Sorting : proof for lower bound of Sorting [closed]

Question

I have read the proof of lower bound of Sorting Algorithm that use comparison to know input is NlogN. In this paper, the author use decision tree for this proof. Everything on this proof I have understand well ( height of decision tree, the inequality is used...) but one thing :

lower bound on height equivalent to lower bound on sorting.

I have thought so much, but I still cannot understand why. In sorting algorithm, in "normal sense", I feel that there are many ways for sorting (although just use comparison), and I don't see connection between decision tree(to compare n items) to the sorting problem.

Anyone here please give me an idea for this statement.

Thanks :)

Answer 1

Any comparison-based algorithm corresponds to a decision tree. To construct the decision tree, just follow the workings of the algorithm. Each time the algorithm makes a comparison, consider both outcomes.
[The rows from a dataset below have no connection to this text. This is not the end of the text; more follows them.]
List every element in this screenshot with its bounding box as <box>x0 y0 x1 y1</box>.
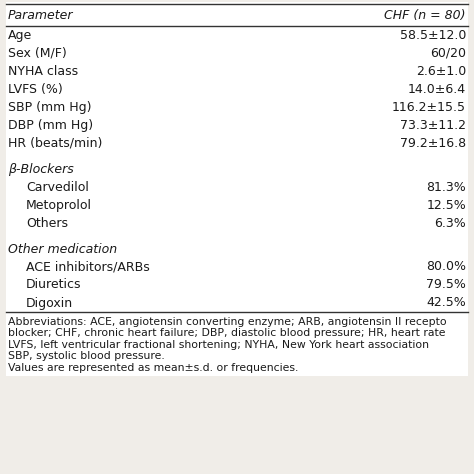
Text: Values are represented as mean±s.d. or frequencies.: Values are represented as mean±s.d. or f… <box>8 363 298 373</box>
Text: Digoxin: Digoxin <box>26 297 73 310</box>
Text: 80.0%: 80.0% <box>426 261 466 273</box>
Text: Others: Others <box>26 217 68 229</box>
Text: 42.5%: 42.5% <box>426 297 466 310</box>
Text: DBP (mm Hg): DBP (mm Hg) <box>8 118 93 131</box>
Text: LVFS, left ventricular fractional shortening; NYHA, New York heart association: LVFS, left ventricular fractional shorte… <box>8 340 429 350</box>
Text: Diuretics: Diuretics <box>26 279 82 292</box>
Text: NYHA class: NYHA class <box>8 64 78 78</box>
Text: SBP (mm Hg): SBP (mm Hg) <box>8 100 91 113</box>
Text: β-Blockers: β-Blockers <box>8 163 74 175</box>
Text: 14.0±6.4: 14.0±6.4 <box>408 82 466 95</box>
Text: LVFS (%): LVFS (%) <box>8 82 63 95</box>
Text: 2.6±1.0: 2.6±1.0 <box>416 64 466 78</box>
Text: 12.5%: 12.5% <box>426 199 466 211</box>
Text: 6.3%: 6.3% <box>434 217 466 229</box>
Text: Other medication: Other medication <box>8 243 117 255</box>
Text: ACE inhibitors/ARBs: ACE inhibitors/ARBs <box>26 261 150 273</box>
Text: blocker; CHF, chronic heart failure; DBP, diastolic blood pressure; HR, heart ra: blocker; CHF, chronic heart failure; DBP… <box>8 328 446 338</box>
Text: Carvedilol: Carvedilol <box>26 181 89 193</box>
Text: 79.2±16.8: 79.2±16.8 <box>400 137 466 149</box>
Bar <box>6 2 468 375</box>
Text: Abbreviations: ACE, angiotensin converting enzyme; ARB, angiotensin II recepto: Abbreviations: ACE, angiotensin converti… <box>8 317 447 327</box>
Text: SBP, systolic blood pressure.: SBP, systolic blood pressure. <box>8 351 165 361</box>
Text: Sex (M/F): Sex (M/F) <box>8 46 67 60</box>
Text: HR (beats/min): HR (beats/min) <box>8 137 102 149</box>
Text: 60/20: 60/20 <box>430 46 466 60</box>
Text: CHF (n = 80): CHF (n = 80) <box>384 9 466 21</box>
Text: 116.2±15.5: 116.2±15.5 <box>392 100 466 113</box>
Text: Age: Age <box>8 28 32 42</box>
Text: 58.5±12.0: 58.5±12.0 <box>400 28 466 42</box>
Text: Metoprolol: Metoprolol <box>26 199 92 211</box>
Text: 79.5%: 79.5% <box>426 279 466 292</box>
Text: 81.3%: 81.3% <box>426 181 466 193</box>
Text: Parameter: Parameter <box>8 9 73 21</box>
Text: 73.3±11.2: 73.3±11.2 <box>400 118 466 131</box>
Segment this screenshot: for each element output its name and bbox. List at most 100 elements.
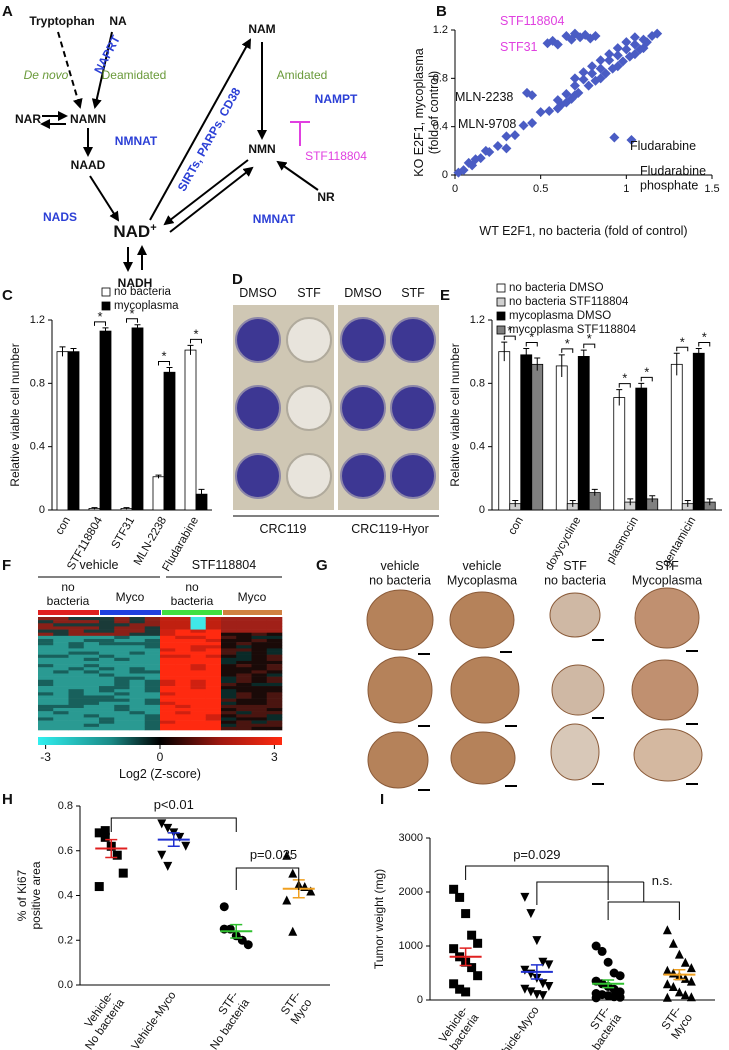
point (680, 973, 690, 983)
heatmap-cell (160, 638, 176, 643)
heatmap-cell (38, 673, 54, 677)
heatmap-cell (160, 654, 176, 659)
bar (670, 363, 683, 511)
heatmap-cell (99, 682, 115, 687)
column-label: vehicle Mycoplasma (447, 559, 517, 587)
panel-letter: H (2, 791, 13, 808)
point (94, 882, 104, 892)
heatmap-cell (266, 642, 283, 646)
heatmap-cell (205, 638, 222, 643)
heatmap-cell (144, 635, 161, 640)
legend-swatch (496, 311, 506, 321)
heatmap-cell (38, 711, 54, 715)
error-bar (187, 344, 194, 355)
point (612, 50, 623, 61)
x-tick-label: STF-No bacteria (570, 1004, 625, 1050)
point (219, 902, 229, 912)
bar (56, 351, 69, 511)
point (526, 987, 536, 997)
colorbar-tick-label: 0 (157, 750, 164, 764)
heatmap-cell (175, 648, 191, 652)
heatmap-cell (68, 632, 85, 637)
error-bar (59, 346, 66, 357)
heatmap-cell (236, 626, 252, 630)
heatmap-cell (68, 689, 85, 693)
point (306, 886, 316, 896)
heatmap-cell (144, 708, 161, 712)
panel-letter: F (2, 557, 11, 574)
point (501, 143, 512, 154)
point (674, 987, 684, 997)
heatmap-cell (190, 676, 207, 681)
heatmap-cell (129, 617, 146, 621)
heatmap-cell (190, 629, 207, 633)
annotation: Fludarabine (630, 139, 696, 153)
bar (152, 476, 165, 511)
heatmap-cell (38, 645, 54, 649)
heatmap-cell (160, 635, 176, 640)
heatmap-cell (144, 689, 161, 693)
bar (99, 330, 112, 511)
heatmap-cell (83, 698, 100, 703)
heatmap-cell (205, 673, 222, 677)
heatmap-cell (221, 651, 237, 655)
error-bar (580, 349, 587, 363)
heatmap-cell (190, 692, 207, 696)
heatmap-cell (144, 629, 161, 633)
heatmap-cell (129, 723, 146, 728)
heatmap-cell (190, 701, 207, 706)
heatmap-cell (68, 726, 85, 731)
heatmap-cell (114, 714, 130, 718)
heatmap-cell (221, 657, 237, 662)
y-axis-label: (fold of control) (427, 71, 441, 154)
heatmap-cell (175, 673, 191, 677)
y-axis-label: Tumor weight (mg) (372, 869, 386, 969)
heatmap-cell (53, 660, 69, 665)
heatmap-cell (99, 648, 115, 652)
error-bar (673, 352, 680, 376)
heatmap-cell (129, 689, 146, 693)
heatmap-cell (160, 629, 176, 633)
heatmap-cell (190, 667, 207, 671)
panel-letter: D (232, 271, 243, 288)
heatmap-cell (221, 720, 237, 725)
heatmap-cell (129, 717, 146, 721)
panel-letter: E (440, 287, 450, 304)
point (94, 828, 104, 838)
heatmap-cell (129, 698, 146, 703)
heatmap-cell (221, 698, 237, 703)
heatmap-cell (129, 673, 146, 677)
point (100, 832, 110, 842)
legend-swatch (101, 287, 111, 297)
heatmap-cell (68, 717, 85, 721)
heatmap-cell (114, 686, 130, 690)
heatmap-cell (83, 626, 100, 630)
column-label: STF Mycoplasma (632, 559, 702, 587)
heatmap-cell (205, 620, 222, 624)
y-tick-label: 0.6 (58, 845, 73, 857)
pathway-node: Tryptophan (29, 14, 94, 28)
heatmap-cell (99, 626, 115, 630)
heatmap-cell (83, 708, 100, 712)
point (552, 103, 563, 114)
heatmap-cell (129, 676, 146, 681)
heatmap-cell (251, 676, 268, 681)
heatmap-cell (221, 686, 237, 690)
heatmap-cell (175, 620, 191, 624)
heatmap-cell (175, 651, 191, 655)
point (163, 861, 173, 871)
sem-bar (459, 947, 472, 967)
point (603, 957, 613, 967)
heatmap-cell (38, 629, 54, 633)
point (538, 979, 548, 989)
heatmap-cell (160, 701, 176, 706)
heatmap-cell (160, 692, 176, 696)
heatmap-cell (38, 654, 54, 659)
heatmap-cell (99, 623, 115, 627)
heatmap-cell (251, 726, 268, 731)
heatmap-cell (175, 708, 191, 712)
heatmap-cell (83, 720, 100, 725)
heatmap-cell (236, 648, 252, 652)
y-tick-label: 3000 (399, 832, 423, 844)
point (520, 892, 530, 902)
Since the algorithm only has access to the array to be sorted via these comparisons, you don't have to keep any kind of array in mind. Finally, when the algorithm is done, it knows the correct order of the elements in the array. That's exactly the decision tree model.

Each root-to-leaf path in the decision tree corresponds to one possible computation path of the algorithm. The height of the tree is thus the length of the longest computation path, which is a lower bound on the worst-case running time of the algorithm.